Life. Live it. Love it. Learn from it.

Tuesday, June 21, 2011

My Deepest Fears.

When LIFE is going peachy for me I tend to do two things:

1. worry.

2. feel guilty.


I think to myself,

Wow, this is pretty awesome! Do I deserve this? Did I earn this? Is this a blessing to give me strength for a hardship to come? How long will this GOODNESS last?


Me admitting this does not make me proud.

It's been a flaw of mine for as far back as I can remember.


Take for example, the love I have for Jeremy--who I am so totally certain is my soul mate, and YES I believe in that mushy..cheesy stuff.

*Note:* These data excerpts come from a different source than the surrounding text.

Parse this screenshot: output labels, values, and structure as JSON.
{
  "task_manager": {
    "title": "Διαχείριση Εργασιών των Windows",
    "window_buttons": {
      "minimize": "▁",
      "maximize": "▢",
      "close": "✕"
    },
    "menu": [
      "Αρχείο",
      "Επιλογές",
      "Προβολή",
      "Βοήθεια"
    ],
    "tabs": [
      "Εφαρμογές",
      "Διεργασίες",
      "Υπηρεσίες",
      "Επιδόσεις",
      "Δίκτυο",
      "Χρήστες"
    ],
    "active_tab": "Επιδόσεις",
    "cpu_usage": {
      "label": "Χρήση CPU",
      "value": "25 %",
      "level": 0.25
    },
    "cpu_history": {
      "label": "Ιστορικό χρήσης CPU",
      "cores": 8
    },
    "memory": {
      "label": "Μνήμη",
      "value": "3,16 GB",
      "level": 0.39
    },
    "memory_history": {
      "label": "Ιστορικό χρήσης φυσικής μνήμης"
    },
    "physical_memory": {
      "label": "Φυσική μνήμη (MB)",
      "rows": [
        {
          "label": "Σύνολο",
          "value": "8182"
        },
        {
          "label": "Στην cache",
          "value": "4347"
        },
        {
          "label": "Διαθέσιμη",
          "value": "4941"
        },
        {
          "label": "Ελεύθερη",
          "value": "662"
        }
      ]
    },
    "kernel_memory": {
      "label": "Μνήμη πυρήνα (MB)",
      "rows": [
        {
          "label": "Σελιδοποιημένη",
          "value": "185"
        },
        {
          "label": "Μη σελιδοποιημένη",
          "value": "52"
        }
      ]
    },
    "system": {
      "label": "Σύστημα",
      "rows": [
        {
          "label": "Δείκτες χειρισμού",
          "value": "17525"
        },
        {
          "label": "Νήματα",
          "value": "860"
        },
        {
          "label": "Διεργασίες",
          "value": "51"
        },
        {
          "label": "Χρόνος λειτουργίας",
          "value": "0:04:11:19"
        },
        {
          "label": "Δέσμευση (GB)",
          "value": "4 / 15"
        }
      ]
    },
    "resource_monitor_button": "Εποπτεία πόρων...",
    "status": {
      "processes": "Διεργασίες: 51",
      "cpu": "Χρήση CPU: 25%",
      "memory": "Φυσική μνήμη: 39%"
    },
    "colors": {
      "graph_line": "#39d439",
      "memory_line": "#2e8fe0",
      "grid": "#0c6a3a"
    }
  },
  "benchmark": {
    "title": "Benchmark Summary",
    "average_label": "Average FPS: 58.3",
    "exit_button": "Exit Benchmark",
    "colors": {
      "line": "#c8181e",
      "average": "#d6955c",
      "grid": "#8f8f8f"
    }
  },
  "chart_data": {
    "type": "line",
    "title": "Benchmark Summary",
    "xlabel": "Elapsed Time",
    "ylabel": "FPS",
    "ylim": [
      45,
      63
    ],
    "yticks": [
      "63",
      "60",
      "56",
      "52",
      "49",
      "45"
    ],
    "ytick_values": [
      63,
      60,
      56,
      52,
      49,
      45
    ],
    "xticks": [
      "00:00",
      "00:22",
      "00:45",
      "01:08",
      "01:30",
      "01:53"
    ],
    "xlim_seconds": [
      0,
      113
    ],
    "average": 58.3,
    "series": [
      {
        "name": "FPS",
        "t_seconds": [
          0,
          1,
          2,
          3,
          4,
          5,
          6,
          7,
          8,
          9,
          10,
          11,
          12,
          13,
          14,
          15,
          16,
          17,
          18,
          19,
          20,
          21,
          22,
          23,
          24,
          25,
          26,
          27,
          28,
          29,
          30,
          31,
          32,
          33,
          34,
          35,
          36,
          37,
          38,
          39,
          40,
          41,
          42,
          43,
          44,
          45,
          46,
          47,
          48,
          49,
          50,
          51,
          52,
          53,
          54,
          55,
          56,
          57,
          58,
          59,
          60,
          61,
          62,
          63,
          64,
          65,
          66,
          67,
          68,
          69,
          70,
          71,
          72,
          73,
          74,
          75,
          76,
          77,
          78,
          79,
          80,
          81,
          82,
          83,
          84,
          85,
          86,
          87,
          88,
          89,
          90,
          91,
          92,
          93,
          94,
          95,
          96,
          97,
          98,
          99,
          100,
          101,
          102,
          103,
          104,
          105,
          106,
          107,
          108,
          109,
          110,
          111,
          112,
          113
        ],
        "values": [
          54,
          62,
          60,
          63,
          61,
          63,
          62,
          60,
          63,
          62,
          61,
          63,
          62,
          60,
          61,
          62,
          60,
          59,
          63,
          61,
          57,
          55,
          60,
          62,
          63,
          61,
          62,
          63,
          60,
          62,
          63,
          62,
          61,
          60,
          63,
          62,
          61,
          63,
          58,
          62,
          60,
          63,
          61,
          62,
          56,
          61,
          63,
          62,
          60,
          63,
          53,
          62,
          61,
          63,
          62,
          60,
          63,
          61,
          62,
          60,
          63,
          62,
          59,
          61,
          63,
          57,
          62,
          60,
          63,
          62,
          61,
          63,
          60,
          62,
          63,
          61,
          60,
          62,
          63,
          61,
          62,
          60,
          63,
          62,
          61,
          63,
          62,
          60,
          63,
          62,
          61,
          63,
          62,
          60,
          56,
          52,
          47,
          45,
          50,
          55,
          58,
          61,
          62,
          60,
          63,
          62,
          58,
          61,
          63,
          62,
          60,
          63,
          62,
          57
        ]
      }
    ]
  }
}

With that love comes fear.


The fear that this is too good to be true, that surely this will be taken from me.


And every single day I fear a world where he is not by my side. A world where he isn't hogging the whole entire bed, or wrestling with Parker in the living room. A world without the smell of HIM and the feeling I get in my stomache every single time he walks through the door.


I had these same feelings the moment Parker was born. I can remember my panic when the nurses took Parker away--even if it was just taking him back to be bathed--it was just a taste of the pain that would consume me every time I felt helpless as a mommy.


I remember the OH so many crying spells I had after bringing him home from the hospital. I worried. Worried he would get sick. Worried he would stop breathing while sleeping, so worred that I would lay my hand on his chest until I felt movement. Worried someone may drop him. Worried about every little thing. But most of all, I worried that I couldn't live in a world without him. I had NO idea how deep the love for him would be, and it brought me to tears for weeks. I loved him so much it hurt.


And then there's my mom. My best friend. My rock. I can't imagine not calling her a million times a day, even if it's just to see what she had for lunch.


These are my fears.

My deepest fears.

Losing the ones I love most.


I don't talk about it with them, because, I mean, really how do you have that conversation. But I'm pretty sure each of them get me well enough to know.


Of course, I also embrace and soak in the good times.

Taking mental and literal pictures of every *shining* moment along the way.

I try to memorize the way these moments smell, the way they taste, the way the smile feels on my cheeks when a moment touches my heart.


Once I captur those memories, I put them in a safe place and hold onto them in case they are needed for strength and comfort in the future.